Shortly after the Battle of Richmond on August 29, 1862, David Waller Chenault, a Confederate sympathizer from Madison County, came to Richmond to raise a Confederate regiment. On September 10, 1862, Chenault was commissioned as a colonel and given command of the regiment, dubbed the 11th Kentucky Cavalry. McCreary joined the regiment and was commissioned as a major, the only one in the unit. The 11th Kentucky Cavalry was pressed into immediate service, conducting reconnaissance and fighting bushwhackers. Just three months after its muster, they helped the Confederate Army secure a victory at the Battle of Hartsville. In 1863, the unit joined John Hunt Morgan for his raid into Ohio. Colonel Chenault was killed as the Confederates tried to capture the Green River Bridge at the July 4, 1863, Battle of Tebbs Bend. McCreary assumed command of the unit after Chenault's death. Following the battle, he was promoted to the rank of lieutenant colonel on the recommendation of John C. Breckinridge.[6]

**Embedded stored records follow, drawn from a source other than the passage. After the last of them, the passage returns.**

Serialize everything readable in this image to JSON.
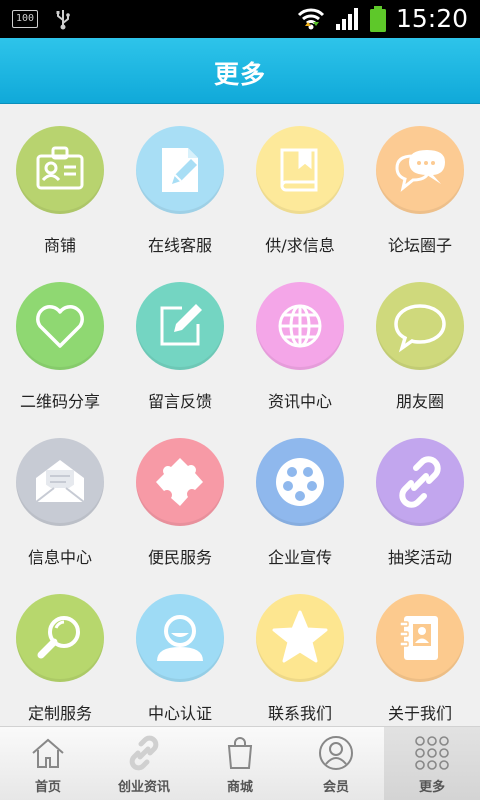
{
  "status_bar": {
    "battery_level_text": "100",
    "time": "15:20",
    "battery_color": "#5ec82a",
    "icons": [
      "battery-100-icon",
      "usb-icon",
      "wifi-icon",
      "signal-icon",
      "battery-icon"
    ]
  },
  "header": {
    "title": "更多"
  },
  "grid": {
    "items": [
      {
        "label": "商铺",
        "icon": "id-card-icon",
        "color": "#b8d36f"
      },
      {
        "label": "在线客服",
        "icon": "document-edit-icon",
        "color": "#a8def5"
      },
      {
        "label": "供/求信息",
        "icon": "book-icon",
        "color": "#fde99a"
      },
      {
        "label": "论坛圈子",
        "icon": "chat-bubbles-icon",
        "color": "#fccb93"
      },
      {
        "label": "二维码分享",
        "icon": "heart-icon",
        "color": "#8fd872"
      },
      {
        "label": "留言反馈",
        "icon": "edit-icon",
        "color": "#74d5c2"
      },
      {
        "label": "资讯中心",
        "icon": "globe-icon",
        "color": "#f4a6e8"
      },
      {
        "label": "朋友圈",
        "icon": "speech-bubble-icon",
        "color": "#cfd97c"
      },
      {
        "label": "信息中心",
        "icon": "envelope-icon",
        "color": "#c7cbd4"
      },
      {
        "label": "便民服务",
        "icon": "puzzle-icon",
        "color": "#f79aa6"
      },
      {
        "label": "企业宣传",
        "icon": "film-reel-icon",
        "color": "#8fb8ed"
      },
      {
        "label": "抽奖活动",
        "icon": "link-icon",
        "color": "#c2a6ee"
      },
      {
        "label": "定制服务",
        "icon": "magnifier-icon",
        "color": "#b7d76d"
      },
      {
        "label": "中心认证",
        "icon": "user-icon",
        "color": "#9edbf5"
      },
      {
        "label": "联系我们",
        "icon": "star-icon",
        "color": "#fde690"
      },
      {
        "label": "关于我们",
        "icon": "contacts-book-icon",
        "color": "#fcca8e"
      }
    ]
  },
  "bottom_nav": {
    "items": [
      {
        "label": "首页",
        "icon": "home-icon",
        "active": false
      },
      {
        "label": "创业资讯",
        "icon": "link-icon",
        "active": false
      },
      {
        "label": "商城",
        "icon": "shopping-bag-icon",
        "active": false
      },
      {
        "label": "会员",
        "icon": "user-circle-icon",
        "active": false
      },
      {
        "label": "更多",
        "icon": "grid-dots-icon",
        "active": true
      }
    ]
  }
}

Most of the 11th Kentucky Cavalry was captured by Union forces at the Battle of Buffington Island on July 17, 1863. Approximately two hundred men, commanded by McCreary, mounted a charge and escaped their captors, but they were surrounded the next day and surrendered. McCreary was taken to Ninth Street Prison in Cincinnati, Ohio, but was later transferred to Fort Delaware and eventually to Morris Island, South Carolina, where he remained a prisoner through July and most of August 1863. In late August, he was released as part of a prisoner exchange and taken to Richmond, Virginia. He was granted a thirty-day furlough before being put in command of a battalion of Kentucky and South Carolina troops. He commanded this unit, primarily on scouting missions, until the end of the war.[7]

Katherine Hughes

Following the war, McCreary resumed his legal practice.[8] On June 12, 1867, McCreary married Katherine Hughes, the only daughter of a wealthy Fayette County farmer.[8] The couple had one son.[2]